Role of hospitals must be reviewed, health expert says

New Brunswick needs to merge the departments of Health and Social Development and re-examine how surgical hospitals are spread around the province, according to a health expert.

Ken McGeorge, the executive director of the York Foundation in Fredericton and a former official in various Canadian health centres, wrote in an op-ed for CBC News that significant reform is needed in the province’s health system.

“The constant negativism that has engulfed health care is creating an environment in which mediocrity is too often accepted, excuses are too often accepted and professional pride and pride of performance is compromised,” he said.

The health administrator said the provincial government needs to assess how technology and health centres are spread around the province.

“It is not possible to maintain quality of service without very tight management and oversight of technology and its use,” he said.

He pointed to well-known health institutions, such as the Lahey and Mayo clinics in the United States or the IWK Health Centre or Hospital for Sick Children in Canada, and said those facilities did not become “excellent by accident.”

McGeorge said the provincial government must look at consolidating services that are now spread around the province.

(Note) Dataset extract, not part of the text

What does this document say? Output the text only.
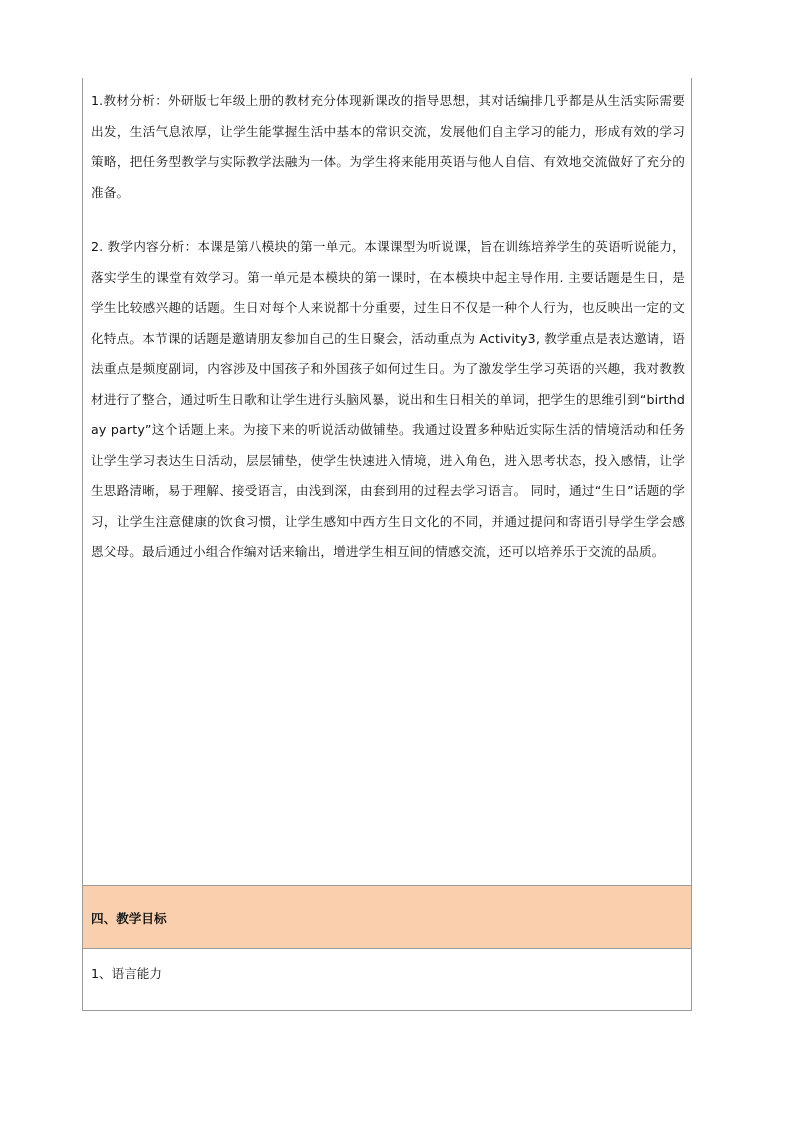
1.教材分析：外研版七年级上册的教材充分体现新课改的指导思想，其对话编排几乎都是从生活实际需要出发，生活气息浓厚，让学生能掌握生活中基本的常识交流，发展他们自主学习的能力，形成有效的学习策略，把任务型教学与实际教学法融为一体。为学生将来能用英语与他人自信、有效地交流做好了充分的准备。

2. 教学内容分析：本课是第八模块的第一单元。本课课型为听说课，旨在训练培养学生的英语听说能力，落实学生的课堂有效学习。第一单元是本模块的第一课时，在本模块中起主导作用. 主要话题是生日，是学生比较感兴趣的话题。生日对每个人来说都十分重要，过生日不仅是一种个人行为，也反映出一定的文化特点。本节课的话题是邀请朋友参加自己的生日聚会，活动重点为 Activity3, 教学重点是表达邀请，语法重点是频度副词，内容涉及中国孩子和外国孩子如何过生日。为了激发学生学习英语的兴趣，我对教教材进行了整合，通过听生日歌和让学生进行头脑风暴，说出和生日相关的单词，把学生的思维引到“birthday party”这个话题上来。为接下来的听说活动做铺垫。我通过设置多种贴近实际生活的情境活动和任务让学生学习表达生日活动，层层铺垫，使学生快速进入情境，进入角色，进入思考状态，投入感情，让学生思路清晰，易于理解、接受语言，由浅到深，由套到用的过程去学习语言。 同时，通过“生日”话题的学习，让学生注意健康的饮食习惯，让学生感知中西方生日文化的不同，并通过提问和寄语引导学生学会感恩父母。最后通过小组合作编对话来输出，增进学生相互间的情感交流，还可以培养乐于交流的品质。

四、教学目标
1、语言能力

“It is not wise or prudent to try to run surgical facilities scattered throughout the province. A critical mass of a minimum of four specialists are required in order to maintain quality that is competitive in today’s climate,” he said.

“If the truth were ever known, there are many cases of missed or seriously delayed diagnosis and treatment owing to inappropriate focus on proper clinical investigation.”

McGeorge said a “true rural health-care plan” would also redesign how hospitals function in smaller communities.

“In this plan, I would redefine what we call ‘hospitals,’ leaving small communities with geriatric facilities with enhanced community health centres attached; the long term care and community health centre staff would be integrated into a coherent health-care team,” he said.

“Properly done, health-care services in rural areas can be improved while removing what the public refer to as emergency departments and hospitals.”

Part of these reforms would need a new government department to push the change through the system.

McGeorge said New Brunswick should merge the departments of Health and Social Development and give it a clear focus. The departments were split more than a decade ago.

The health expert said New Brunswick is the only province where these departments are split. Further, he said an external review of the new department should be undertaken after the merger.